All this, of course, is a recipe not for any genuine kind of sustainable development , but for economic stagnation, or as former Mexican President Ernesto Zedillo put it at Davos last year, “saving the developing world from development.” And economic stagnation is the single greatest source of environmental problems: from the rust-belt industries of northern France to the smog caused by cheap fuel mixtures in southeast Europe to the rural desertification caused by backward farming techniques (subsidized through the Common Agricultural Policy) in Spain.

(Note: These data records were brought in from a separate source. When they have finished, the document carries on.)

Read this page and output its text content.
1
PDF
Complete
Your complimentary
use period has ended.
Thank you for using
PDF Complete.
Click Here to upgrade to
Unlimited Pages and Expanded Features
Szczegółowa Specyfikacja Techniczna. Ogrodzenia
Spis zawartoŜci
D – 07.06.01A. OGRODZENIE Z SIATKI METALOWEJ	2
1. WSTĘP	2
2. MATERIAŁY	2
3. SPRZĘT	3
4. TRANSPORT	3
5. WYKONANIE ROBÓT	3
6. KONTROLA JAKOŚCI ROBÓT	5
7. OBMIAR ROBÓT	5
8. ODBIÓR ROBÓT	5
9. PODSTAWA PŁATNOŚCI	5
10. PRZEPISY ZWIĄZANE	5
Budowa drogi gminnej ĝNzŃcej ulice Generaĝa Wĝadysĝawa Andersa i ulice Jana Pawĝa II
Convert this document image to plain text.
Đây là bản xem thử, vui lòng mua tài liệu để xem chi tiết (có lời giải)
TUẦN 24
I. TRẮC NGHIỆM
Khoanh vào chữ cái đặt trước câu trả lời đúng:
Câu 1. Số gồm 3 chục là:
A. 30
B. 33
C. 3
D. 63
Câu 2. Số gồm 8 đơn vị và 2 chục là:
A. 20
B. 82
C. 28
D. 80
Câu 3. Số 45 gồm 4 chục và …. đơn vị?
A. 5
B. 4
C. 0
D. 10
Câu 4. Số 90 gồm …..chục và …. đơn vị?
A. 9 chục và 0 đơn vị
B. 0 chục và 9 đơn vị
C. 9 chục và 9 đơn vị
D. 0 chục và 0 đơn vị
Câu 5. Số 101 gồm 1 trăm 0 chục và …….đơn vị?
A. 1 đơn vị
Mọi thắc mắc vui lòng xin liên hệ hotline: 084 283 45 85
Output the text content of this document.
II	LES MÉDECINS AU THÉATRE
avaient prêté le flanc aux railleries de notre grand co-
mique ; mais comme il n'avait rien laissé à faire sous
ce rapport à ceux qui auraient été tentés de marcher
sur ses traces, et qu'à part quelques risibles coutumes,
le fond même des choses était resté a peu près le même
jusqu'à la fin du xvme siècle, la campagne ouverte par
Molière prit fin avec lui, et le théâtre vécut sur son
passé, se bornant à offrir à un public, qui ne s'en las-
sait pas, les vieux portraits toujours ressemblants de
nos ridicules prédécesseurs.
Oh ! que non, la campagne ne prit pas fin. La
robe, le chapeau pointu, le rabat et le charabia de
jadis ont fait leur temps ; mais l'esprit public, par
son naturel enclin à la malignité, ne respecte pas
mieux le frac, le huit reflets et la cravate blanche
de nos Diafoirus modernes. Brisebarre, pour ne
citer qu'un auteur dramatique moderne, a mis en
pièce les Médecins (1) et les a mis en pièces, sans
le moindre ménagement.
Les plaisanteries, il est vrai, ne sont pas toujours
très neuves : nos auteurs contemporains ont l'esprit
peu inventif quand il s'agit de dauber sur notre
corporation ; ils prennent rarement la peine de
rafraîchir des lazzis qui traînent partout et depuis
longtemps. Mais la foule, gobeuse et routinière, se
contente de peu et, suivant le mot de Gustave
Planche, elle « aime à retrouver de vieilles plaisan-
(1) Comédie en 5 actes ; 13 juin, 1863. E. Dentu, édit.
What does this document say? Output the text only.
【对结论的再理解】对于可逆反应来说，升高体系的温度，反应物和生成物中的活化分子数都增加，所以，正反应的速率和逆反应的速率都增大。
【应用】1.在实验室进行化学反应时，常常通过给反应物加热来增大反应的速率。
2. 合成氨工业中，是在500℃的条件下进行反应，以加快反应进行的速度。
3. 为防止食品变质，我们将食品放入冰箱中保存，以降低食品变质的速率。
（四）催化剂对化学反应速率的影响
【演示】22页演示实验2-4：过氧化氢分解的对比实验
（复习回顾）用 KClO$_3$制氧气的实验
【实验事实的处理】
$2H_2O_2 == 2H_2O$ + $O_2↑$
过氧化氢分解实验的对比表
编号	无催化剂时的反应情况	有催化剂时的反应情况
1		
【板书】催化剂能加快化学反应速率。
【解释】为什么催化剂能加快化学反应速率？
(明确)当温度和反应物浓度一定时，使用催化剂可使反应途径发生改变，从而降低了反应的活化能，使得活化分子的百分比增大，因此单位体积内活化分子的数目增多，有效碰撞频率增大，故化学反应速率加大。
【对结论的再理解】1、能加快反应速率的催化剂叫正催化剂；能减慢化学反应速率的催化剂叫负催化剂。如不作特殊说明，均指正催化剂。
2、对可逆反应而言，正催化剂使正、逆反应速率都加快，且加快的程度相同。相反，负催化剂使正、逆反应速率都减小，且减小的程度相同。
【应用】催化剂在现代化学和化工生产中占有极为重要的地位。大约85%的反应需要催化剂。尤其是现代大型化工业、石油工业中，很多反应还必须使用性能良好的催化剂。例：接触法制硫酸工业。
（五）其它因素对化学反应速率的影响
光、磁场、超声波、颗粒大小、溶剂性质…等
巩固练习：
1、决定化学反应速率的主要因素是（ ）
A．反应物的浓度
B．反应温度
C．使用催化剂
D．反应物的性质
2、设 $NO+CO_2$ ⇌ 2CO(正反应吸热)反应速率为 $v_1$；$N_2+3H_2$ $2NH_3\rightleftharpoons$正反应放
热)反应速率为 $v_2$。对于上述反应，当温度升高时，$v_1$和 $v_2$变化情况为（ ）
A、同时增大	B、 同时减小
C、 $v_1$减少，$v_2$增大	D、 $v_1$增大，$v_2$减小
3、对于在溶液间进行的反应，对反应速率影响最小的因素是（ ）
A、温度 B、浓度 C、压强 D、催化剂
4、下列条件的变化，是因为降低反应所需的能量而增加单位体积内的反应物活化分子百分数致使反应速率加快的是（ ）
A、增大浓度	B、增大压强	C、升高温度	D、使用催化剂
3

Put another way, if Europe wants to improve the environment, it needs more economic growth, and thus more economic freedom and more technological development, not less. True, markets are always imperfect; things are always left out. But the solution is to expand the institutions of freedom — to expand the system of creative private stewardship rather than seek to tack on to the marketplace an ever more complex system of regulatory corrections. Here another example from history comes to mind. Until the 1850s, much of the world was lit by whale oil, used in the production of candles. This indeed was a finite resource being exploited by the Captain Ahab's of the world at a “nonsustainable” rate. But the solution was not to hunt whales “sustainably”; the rising price of whale oil due to its increasing scarcity prompted the world to search for, and find, a more sustainable source of lighting. That led first to coal oil, then kerosene and finally electricity. Similarly, the invention of coke made it possible to save America's woodlands from the devastation suffered in England, while later agricultural and transportation gains allowed vast areas of America to revert to woodlands. Note, incidentally, that this entailed a shift from renewable energy resources (trees) to nonrenewable ones (coal).
At bottom, the problem with the mindset behind sustainable development is that it views mankind as a stomach, rather than as hands and a brain. But all human experience teaches us that man is not a devouring creature, he is a creating and inventing and risk-taking one. Currently, the modern Malthusian movement is led by rent-seeking business groups fearful of global competition, environmentalists fearful of everything, and politicians seeking stasis over change. ” Sustainable Development ” and the “precautionary principle.” may sound like an unobjectionable aspiration. But too often they effectively mean, “don't use it today, and don't develop it for tomorrow.” With the economy again in the doldrums, another brake on growth is hardly what Europe needs.